A tristeza de Fábio só não se equipara à dos pais de Karla, que, imersos em dor, depressão e questionamentos acerca da própria fé, têm sido acompanhados por ele desde o crime, ocorrido em 29 de março. Evidentemente, uma pergunta não quer calar: “Eles questionam por que Deus deixou isso acontecer?”, conta o religioso. “Mas a pergunta que todos deveríamos estar nos fazendo é sobre o que estamos fazendo para que coisas assim não aconteçam”, emenda.
Ele tem dado assistência constante a Carlos e à sua mulher, Ioleti. “Eu procuro respeitar sua dor, mas também mostrar o caminho da esperança.” Pastor Fábio acredita que a morte de Karla e outros irmãos em Cristo seja um alerta para a Igreja contra o pensamento que diz que Deus só está com o cristão enquanto está tudo bem – “Se esta for nossa teologia, teremos constantes crises de fé”, avisa. O convívio com o submundo do crack leva Fábio à conclusão de que a droga sintética, de efeito devastador – cujo consumo só tem aumentado em cidades como o Rio e São Paulo –, está por trás de crimes brutais como o que vitimou Karla, morta quando voltava da igreja. “A Bíblia antigamente impunha respeito; os bandidos respeitavam o crente. Mas o crack acabou com isso. Ele faz o usuário perder a noção de tudo.”
Cristãos na mira
Nos Estados Unidos, país onde a comercialização e o porte de armas têm estímulos legais, ocorrências policiais vitimando cristãos também não são nenhuma novidade. Uma das mais recentes, e que repercutiu no mundo todo, foi a execução de um pastor em pleno sermão. O reverendo Fred Winters, dirigente da Primeira Igreja Batista de Marysville (Illinois), pregava para 150 fiéis quando foi alvejado por um homem que entrara repentinamente no templo. O agressor ainda feriu a faca dois outros crentes antes de ser subjugado pelos membros da igreja e entregue polícia. O assassinato do pastor Winters, de 45 anos, casado e com duas filhas, foi considerado pelos colegas de ministério como um “ataque das forças do inferno”.
Tristemente comuns nos EUA, os crimes praticados por serial killers também contabilizam vítimas evangélicas, como os dois voluntários da agência missionária Jovens com uma Missão (Jocum) mortos pelo pistoleiro Matthew Murray em dezembro de 2007 em pleno centro de treinamento da entidade, no subúrbio de Denver, no estado do Colorado.
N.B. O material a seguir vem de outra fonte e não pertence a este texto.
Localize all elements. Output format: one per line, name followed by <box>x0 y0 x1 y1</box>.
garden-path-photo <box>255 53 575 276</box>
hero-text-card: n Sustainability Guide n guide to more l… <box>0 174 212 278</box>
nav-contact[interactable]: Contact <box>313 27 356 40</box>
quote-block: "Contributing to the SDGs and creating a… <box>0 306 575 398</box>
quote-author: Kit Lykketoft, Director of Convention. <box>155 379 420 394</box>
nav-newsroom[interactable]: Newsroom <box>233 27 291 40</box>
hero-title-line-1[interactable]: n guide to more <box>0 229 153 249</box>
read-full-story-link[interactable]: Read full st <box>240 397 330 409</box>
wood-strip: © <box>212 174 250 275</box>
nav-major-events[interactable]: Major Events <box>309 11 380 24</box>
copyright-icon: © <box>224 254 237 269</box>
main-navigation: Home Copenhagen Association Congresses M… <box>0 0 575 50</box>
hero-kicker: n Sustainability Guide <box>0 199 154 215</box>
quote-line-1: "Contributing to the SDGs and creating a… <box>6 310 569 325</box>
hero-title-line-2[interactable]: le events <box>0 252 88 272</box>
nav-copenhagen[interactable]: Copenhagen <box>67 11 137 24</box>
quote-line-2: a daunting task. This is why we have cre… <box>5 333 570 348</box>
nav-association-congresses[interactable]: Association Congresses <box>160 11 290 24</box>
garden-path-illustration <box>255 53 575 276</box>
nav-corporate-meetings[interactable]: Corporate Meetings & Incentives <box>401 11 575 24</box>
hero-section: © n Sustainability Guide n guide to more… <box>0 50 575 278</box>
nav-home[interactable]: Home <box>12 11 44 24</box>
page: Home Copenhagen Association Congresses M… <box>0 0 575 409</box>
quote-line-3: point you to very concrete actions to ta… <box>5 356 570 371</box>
Murray havia sido expulso da missão três anos antes. Doze horas depois, ele matou duas irmãs e feriu o pai delas no estacionamento da The New Life Church, em Colorado Springs. Ao entrar na igreja, onde provavelmente faria novas vítimas, foi executado por uma guarda de segurança.
Pior foi o crime que aconteceu um ano antes, quando o entregador de leite Charles Roberts invadiu uma escola de uma comunidade rural amish – grupo fechado que pratica um protestantismo de linha ortodoxa – na Pensilvânia e matou cinco meninas entre 6 e 14 anos e se suicidou após ser cercado pela polícia. O assassino pedófilo queria estuprar as crianças e contou a um policial com quem negociava estar traumatizado com a perda, nove anos antes, de um bebê prematuro – o rapaz queria “vingar-se de Deus”. O líder da comunidade, Sam Fisher, sugeriu que Roberts pode não ter sido totalmente responsável pelo crime. “O diabo o controlou”, disse na ocasião.